Bush has expressed disappointment that no weapons or weapons programs were found, but the White House has been reluctant to call off the hunt, holding out the possibility that weapons were moved out of Iraq before the war or are well hidden somewhere inside the country. But the intelligence official said that possibility is very small.

Duelfer is back in Washington, finishing some addenda to his September report before it is reprinted.

"There's no particular news in them, just some odds and ends," the intelligence official said. The Government Printing Office will publish it in book form, the official said.

The CIA declined to authorize any official involved in the weapons search to speak on the record for this story. The intelligence official offered an authoritative account of the status of the hunt on the condition of anonymity. The agency did confirm that Duelfer is wrapping up his work and will not be replaced in Baghdad.

The ISG, established to search for weapons but now enmeshed in counterinsurgency work, remains under Pentagon command and is being led by Marine Corps Brig. Gen. Joseph McMenamin.

Intelligence officials said there is little left for the ISG to investigate because Duelfer's last report answered as many outstanding questions as possible. The ISG has interviewed every person it could find connected to programs that ended more than 10 years ago, and every suspected site within Iraq has been fully searched, or stripped bare by insurgents and thieves, according to several people involved in the weapons hunt.

Satellite photos show that entire facilities have been dismantled, possibly by scrap dealers who sold off parts and equipment to buyers around the world.

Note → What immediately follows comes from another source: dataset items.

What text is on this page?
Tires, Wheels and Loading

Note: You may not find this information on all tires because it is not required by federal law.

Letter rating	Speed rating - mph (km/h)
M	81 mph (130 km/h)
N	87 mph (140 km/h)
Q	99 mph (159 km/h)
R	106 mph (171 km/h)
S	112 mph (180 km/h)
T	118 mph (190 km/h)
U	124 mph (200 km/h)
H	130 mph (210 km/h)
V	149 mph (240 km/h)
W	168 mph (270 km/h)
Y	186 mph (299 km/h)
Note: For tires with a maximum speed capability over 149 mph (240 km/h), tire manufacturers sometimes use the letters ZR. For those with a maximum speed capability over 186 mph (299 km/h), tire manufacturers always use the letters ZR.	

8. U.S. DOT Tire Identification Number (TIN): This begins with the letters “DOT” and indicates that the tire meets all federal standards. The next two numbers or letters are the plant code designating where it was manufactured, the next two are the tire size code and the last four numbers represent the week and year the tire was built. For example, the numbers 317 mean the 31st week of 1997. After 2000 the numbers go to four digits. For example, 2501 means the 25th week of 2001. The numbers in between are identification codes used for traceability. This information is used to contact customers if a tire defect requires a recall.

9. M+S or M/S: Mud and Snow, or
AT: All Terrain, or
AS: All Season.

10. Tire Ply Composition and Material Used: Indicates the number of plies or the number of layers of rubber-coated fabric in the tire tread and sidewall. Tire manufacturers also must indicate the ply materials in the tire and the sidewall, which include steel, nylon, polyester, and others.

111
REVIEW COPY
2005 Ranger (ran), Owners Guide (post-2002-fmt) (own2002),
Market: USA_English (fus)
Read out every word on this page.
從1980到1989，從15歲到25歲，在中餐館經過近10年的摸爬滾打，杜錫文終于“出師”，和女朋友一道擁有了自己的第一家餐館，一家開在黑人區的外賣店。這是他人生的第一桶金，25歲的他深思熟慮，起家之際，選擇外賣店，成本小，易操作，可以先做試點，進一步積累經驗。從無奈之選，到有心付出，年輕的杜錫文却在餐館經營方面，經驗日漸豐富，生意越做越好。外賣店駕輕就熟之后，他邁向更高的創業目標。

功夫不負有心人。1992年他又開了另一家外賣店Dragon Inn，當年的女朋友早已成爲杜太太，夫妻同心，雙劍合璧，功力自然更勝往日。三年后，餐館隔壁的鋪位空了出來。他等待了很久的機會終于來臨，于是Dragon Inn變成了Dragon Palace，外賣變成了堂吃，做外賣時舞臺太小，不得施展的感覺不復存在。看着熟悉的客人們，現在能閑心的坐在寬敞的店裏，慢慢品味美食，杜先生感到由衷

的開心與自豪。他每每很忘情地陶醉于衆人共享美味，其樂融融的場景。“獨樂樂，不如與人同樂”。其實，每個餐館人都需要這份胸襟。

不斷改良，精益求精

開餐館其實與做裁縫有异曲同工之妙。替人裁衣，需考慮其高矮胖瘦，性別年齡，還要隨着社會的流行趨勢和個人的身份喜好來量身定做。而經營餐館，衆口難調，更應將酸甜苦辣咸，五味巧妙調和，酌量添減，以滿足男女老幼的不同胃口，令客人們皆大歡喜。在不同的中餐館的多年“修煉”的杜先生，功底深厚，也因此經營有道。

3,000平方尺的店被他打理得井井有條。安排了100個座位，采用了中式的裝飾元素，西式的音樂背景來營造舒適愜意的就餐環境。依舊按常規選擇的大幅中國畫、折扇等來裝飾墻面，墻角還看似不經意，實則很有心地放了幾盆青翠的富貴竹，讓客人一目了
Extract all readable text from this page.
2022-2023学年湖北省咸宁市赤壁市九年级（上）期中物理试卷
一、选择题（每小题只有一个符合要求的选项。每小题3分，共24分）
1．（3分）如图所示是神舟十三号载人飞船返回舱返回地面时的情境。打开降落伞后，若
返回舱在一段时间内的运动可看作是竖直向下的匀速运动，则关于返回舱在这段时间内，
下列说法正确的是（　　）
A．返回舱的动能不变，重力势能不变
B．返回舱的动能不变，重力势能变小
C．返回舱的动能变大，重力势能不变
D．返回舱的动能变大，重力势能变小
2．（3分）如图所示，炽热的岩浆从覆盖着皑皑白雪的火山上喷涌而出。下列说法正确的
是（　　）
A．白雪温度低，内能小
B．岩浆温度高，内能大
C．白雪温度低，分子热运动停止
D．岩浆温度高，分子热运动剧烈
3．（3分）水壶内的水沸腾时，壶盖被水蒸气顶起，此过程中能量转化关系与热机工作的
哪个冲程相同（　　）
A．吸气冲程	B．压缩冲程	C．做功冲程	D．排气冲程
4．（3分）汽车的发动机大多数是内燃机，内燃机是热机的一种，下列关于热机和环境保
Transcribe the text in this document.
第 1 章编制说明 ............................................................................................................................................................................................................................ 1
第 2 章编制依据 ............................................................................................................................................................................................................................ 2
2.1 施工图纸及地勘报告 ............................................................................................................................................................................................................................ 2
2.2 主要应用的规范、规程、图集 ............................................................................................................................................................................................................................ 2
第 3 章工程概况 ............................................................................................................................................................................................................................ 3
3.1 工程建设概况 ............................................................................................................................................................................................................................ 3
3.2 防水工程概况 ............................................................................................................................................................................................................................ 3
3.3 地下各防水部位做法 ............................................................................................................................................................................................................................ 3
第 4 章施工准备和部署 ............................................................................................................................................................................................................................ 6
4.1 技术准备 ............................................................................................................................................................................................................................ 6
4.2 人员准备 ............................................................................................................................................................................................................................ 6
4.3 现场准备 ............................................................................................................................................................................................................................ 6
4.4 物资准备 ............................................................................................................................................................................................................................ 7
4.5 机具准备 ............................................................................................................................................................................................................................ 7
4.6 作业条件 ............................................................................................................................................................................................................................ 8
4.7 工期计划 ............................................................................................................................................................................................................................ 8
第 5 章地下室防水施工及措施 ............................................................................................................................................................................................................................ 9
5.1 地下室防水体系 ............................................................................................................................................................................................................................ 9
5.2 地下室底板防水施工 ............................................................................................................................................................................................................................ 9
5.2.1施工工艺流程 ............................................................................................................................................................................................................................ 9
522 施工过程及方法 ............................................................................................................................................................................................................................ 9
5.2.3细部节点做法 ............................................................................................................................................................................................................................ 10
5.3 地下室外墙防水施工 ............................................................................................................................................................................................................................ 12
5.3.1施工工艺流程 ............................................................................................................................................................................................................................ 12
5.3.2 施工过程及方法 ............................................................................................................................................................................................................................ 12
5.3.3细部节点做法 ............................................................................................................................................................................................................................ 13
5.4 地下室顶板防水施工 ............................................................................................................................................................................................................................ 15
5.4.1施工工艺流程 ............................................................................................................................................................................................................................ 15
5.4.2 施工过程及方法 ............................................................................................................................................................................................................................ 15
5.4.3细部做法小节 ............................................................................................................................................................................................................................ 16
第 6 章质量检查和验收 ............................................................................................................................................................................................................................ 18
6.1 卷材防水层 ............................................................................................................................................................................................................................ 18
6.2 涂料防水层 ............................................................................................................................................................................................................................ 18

"The September 30 report is really pretty much the picture," the intelligence official said.

"We've talked to so many people that someone would have said something. We received nothing that contradicts the picture we've put forward. It's possible there is a supply someplace, but what is much more likely is that [as time goes by] we will find a greater substantiation of the picture that we've already put forward."

Congress allotted hundreds of millions of dollars for the weapons hunt, and there has been no public accounting of the money. A spokesman for the Pentagon's Defense Intelligence Agency said the entire budget and the expenditures would remain classified.
Two years, one hundred thousand lives, $200 billion and counting, and all to produce a report of what I was sure of all along. I'm really looking forward to four more years of George Jr. working out his Oedipal conflicts with Poppy while using the rest of the world to wipe up the blood and pay the bills.

1 Comments:

Blogger Reductio said...

Sadly, thanks to Bush, even regarding the rape rooms and torture, the US no longer holds the moral high ground in Iraq.

It pains me that evil is ascendant in my country.